Notgeld
Notgeld in Ahlen während und nach dem Ersten Weltkrieg
Hintergrund und Entstehung
Während des Ersten Weltkriegs (1914–1918) und der darauf folgenden Inflationsperiode kam es in Deutschland zu einer massiven Verknappung von Zahlungsmitteln. Aufgrund der wirtschaftlichen Notlage und der Materialengpässe sahen sich Städte und Gemeinden gezwungen, sogenanntes Notgeld auszugeben, um den Zahlungsverkehr aufrechtzuerhalten.
Auch die Stadt Ahlen blieb von diesen Entwicklungen nicht verschont. Bereits am 3. Mai 1917 beschloss der Magistrat der Stadt Ahlen, für 5.000 Mark 10-Pfennig-Stücke und für 10.000 Mark 50-Pfennig-Stücke prägen zu lassen. Diese Münzen wurden bei der Firma Heinrich Kissing in Menden in Auftrag gegeben. Die Kosten für diese Maßnahme beliefen sich auf 1.152,50 Mark, wobei der Gegenwert des Notgeldes abzüglich der Kosten auf ein Sparkonto bei der Stadtsparkasse Ahlen eingezahlt wurde. Ende 1917 wurde das staatliche Nickelgeld eingezogen, was die Notwendigkeit zur Ausgabe von weiterem Notgeld erhöhte.
Weitere Ausgaben von Notgeld
Im Januar 1918 wurde eine weitere Prägung von 30.000 10-Pfennig-Stücken beschlossen.

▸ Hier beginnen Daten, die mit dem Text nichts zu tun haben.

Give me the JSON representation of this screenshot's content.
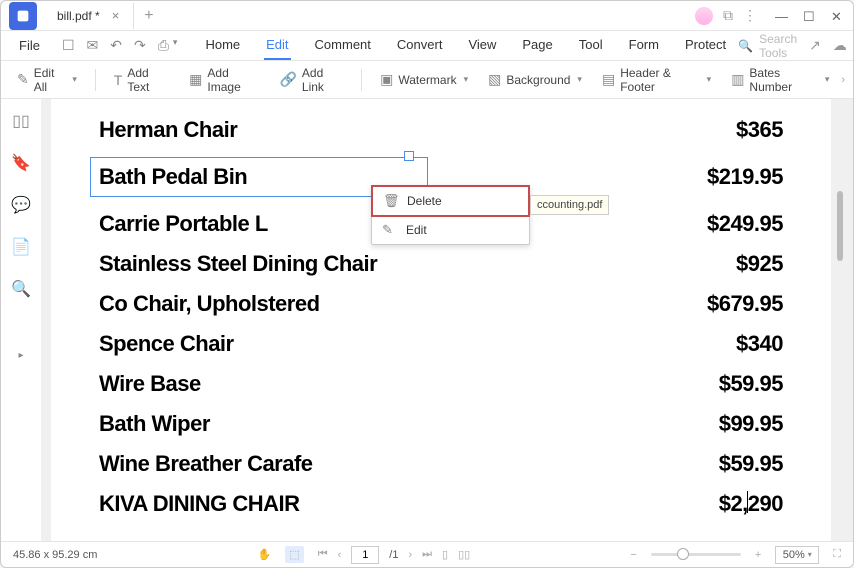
{
  "window": {
    "tab_title": "bill.pdf *",
    "title_icons": {
      "circle": true
    }
  },
  "menubar": {
    "file": "File",
    "tabs": [
      "Home",
      "Edit",
      "Comment",
      "Convert",
      "View",
      "Page",
      "Tool",
      "Form",
      "Protect"
    ],
    "active_index": 1,
    "search_placeholder": "Search Tools"
  },
  "toolbar": {
    "edit_all": "Edit All",
    "add_text": "Add Text",
    "add_image": "Add Image",
    "add_link": "Add Link",
    "watermark": "Watermark",
    "background": "Background",
    "header_footer": "Header & Footer",
    "bates_number": "Bates Number"
  },
  "document": {
    "items": [
      {
        "name": "Herman Chair",
        "price": "$365",
        "selected": false
      },
      {
        "name": "Bath Pedal Bin",
        "price": "$219.95",
        "selected": true
      },
      {
        "name": "Carrie Portable L",
        "price": "$249.95",
        "selected": false
      },
      {
        "name": "Stainless Steel Dining Chair",
        "price": "$925",
        "selected": false
      },
      {
        "name": "Co Chair, Upholstered",
        "price": "$679.95",
        "selected": false
      },
      {
        "name": "Spence Chair",
        "price": "$340",
        "selected": false
      },
      {
        "name": "Wire Base",
        "price": "$59.95",
        "selected": false
      },
      {
        "name": "Bath Wiper",
        "price": "$99.95",
        "selected": false
      },
      {
        "name": "Wine Breather Carafe",
        "price": "$59.95",
        "selected": false
      },
      {
        "name": "KIVA DINING CHAIR",
        "price": "$2,290",
        "selected": false
      }
    ]
  },
  "context_menu": {
    "items": [
      {
        "label": "Delete",
        "highlighted": true
      },
      {
        "label": "Edit",
        "highlighted": false
      }
    ]
  },
  "tooltip": "ccounting.pdf",
  "statusbar": {
    "dimensions": "45.86 x 95.29 cm",
    "page_current": "1",
    "page_total": "/1",
    "zoom": "50%"
  }
}
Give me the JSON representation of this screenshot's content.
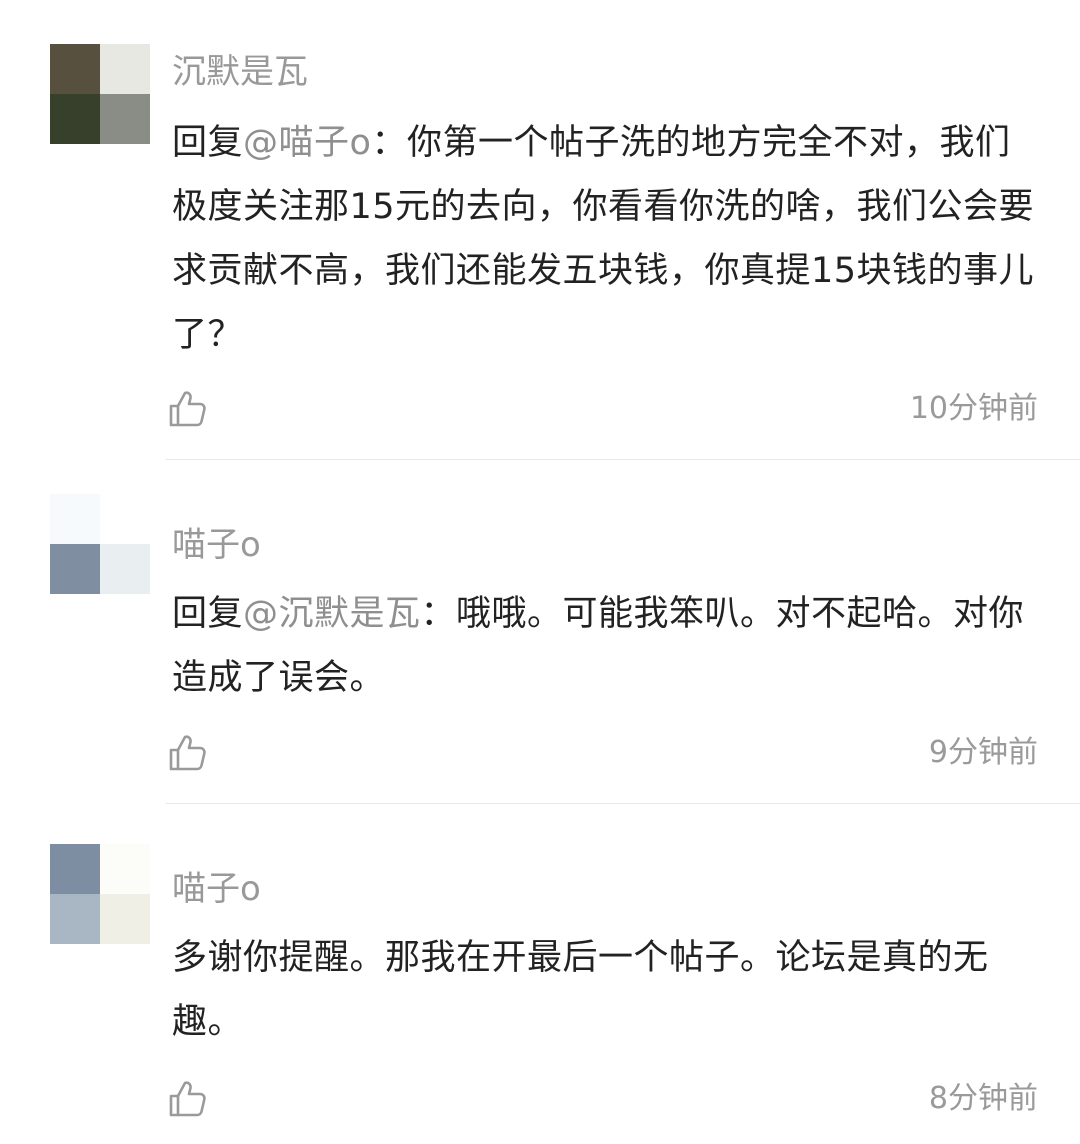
{
  "comments": [
    {
      "username": "沉默是瓦",
      "reply_prefix": "回复",
      "mention": "@喵子o",
      "colon": "：",
      "text": "你第一个帖子洗的地方完全不对，我们极度关注那15元的去向，你看看你洗的啥，我们公会要求贡献不高，我们还能发五块钱，你真提15块钱的事儿了？",
      "time": "10分钟前",
      "avatar_colors": [
        "#58503f",
        "#e8e8e2",
        "#37402a",
        "#8a8c86"
      ],
      "like_icon": "thumbs-up-icon"
    },
    {
      "username": "喵子o",
      "reply_prefix": "回复",
      "mention": "@沉默是瓦",
      "colon": "：",
      "text": "哦哦。可能我笨叭。对不起哈。对你造成了误会。",
      "time": "9分钟前",
      "avatar_colors": [
        "#f7fafc",
        "#ffffff",
        "#7f8ea0",
        "#e9eef0"
      ],
      "like_icon": "thumbs-up-icon"
    },
    {
      "username": "喵子o",
      "text": "多谢你提醒。那我在开最后一个帖子。论坛是真的无趣。",
      "time": "8分钟前",
      "avatar_colors": [
        "#7d8ea2",
        "#fcfcf8",
        "#a9b7c4",
        "#efefe6"
      ],
      "like_icon": "thumbs-up-icon"
    }
  ]
}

Aufgrund von Materialmangel konnte die Firma Heinrich Kissing die Münzen jedoch nicht rechtzeitig liefern, weshalb ein anderes Metall gewählt werden musste.
Am 4. November 1918 beschloss der Magistrat, für insgesamt 400.000 Mark Papiergeld drucken zu lassen, darunter 20-Mark-, 10-Mark- und 5-Mark-Scheine. Diese Scheine wurden am 10. Oktober 1918 ausgegeben und behielten ihre Gültigkeit bis zum 1. Februar 1919.
Im Februar 1919 wurde die Ausgabe von weiteren 10-Pfennig- und 50-Pfennig-Stücken beschlossen. Am 26. September 1919 erfolgte schließlich die letzte Bestellung von 10-Pfennig- und 50-Pfennig-Münzen. Die Inflation schritt jedoch weiter voran, was die Ausgabe von immer größeren Geldbeträgen erforderte.
Die Inflationszeit und das Notgeld von 1923
Die Hyperinflation im Jahr 1923 erreichte ihren Höhepunkt, und die Stadt Ahlen musste drastische Maßnahmen ergreifen, um der Geldentwertung zu begegnen. Am 30. August 1923 beschloss der Magistrat, für 500 Milliarden Mark Notgeld in Form von Ein-Millionen-, Fünf-Millionen- und Zehn-Millionen-Scheinen drucken zu lassen. Der Druck dieser Scheine wurde von der Ahlener Druckerei Emil Schultz durchgeführt. Die Umlauffrist dieser Scheine war bis zum 31. Oktober 1923 festgelegt.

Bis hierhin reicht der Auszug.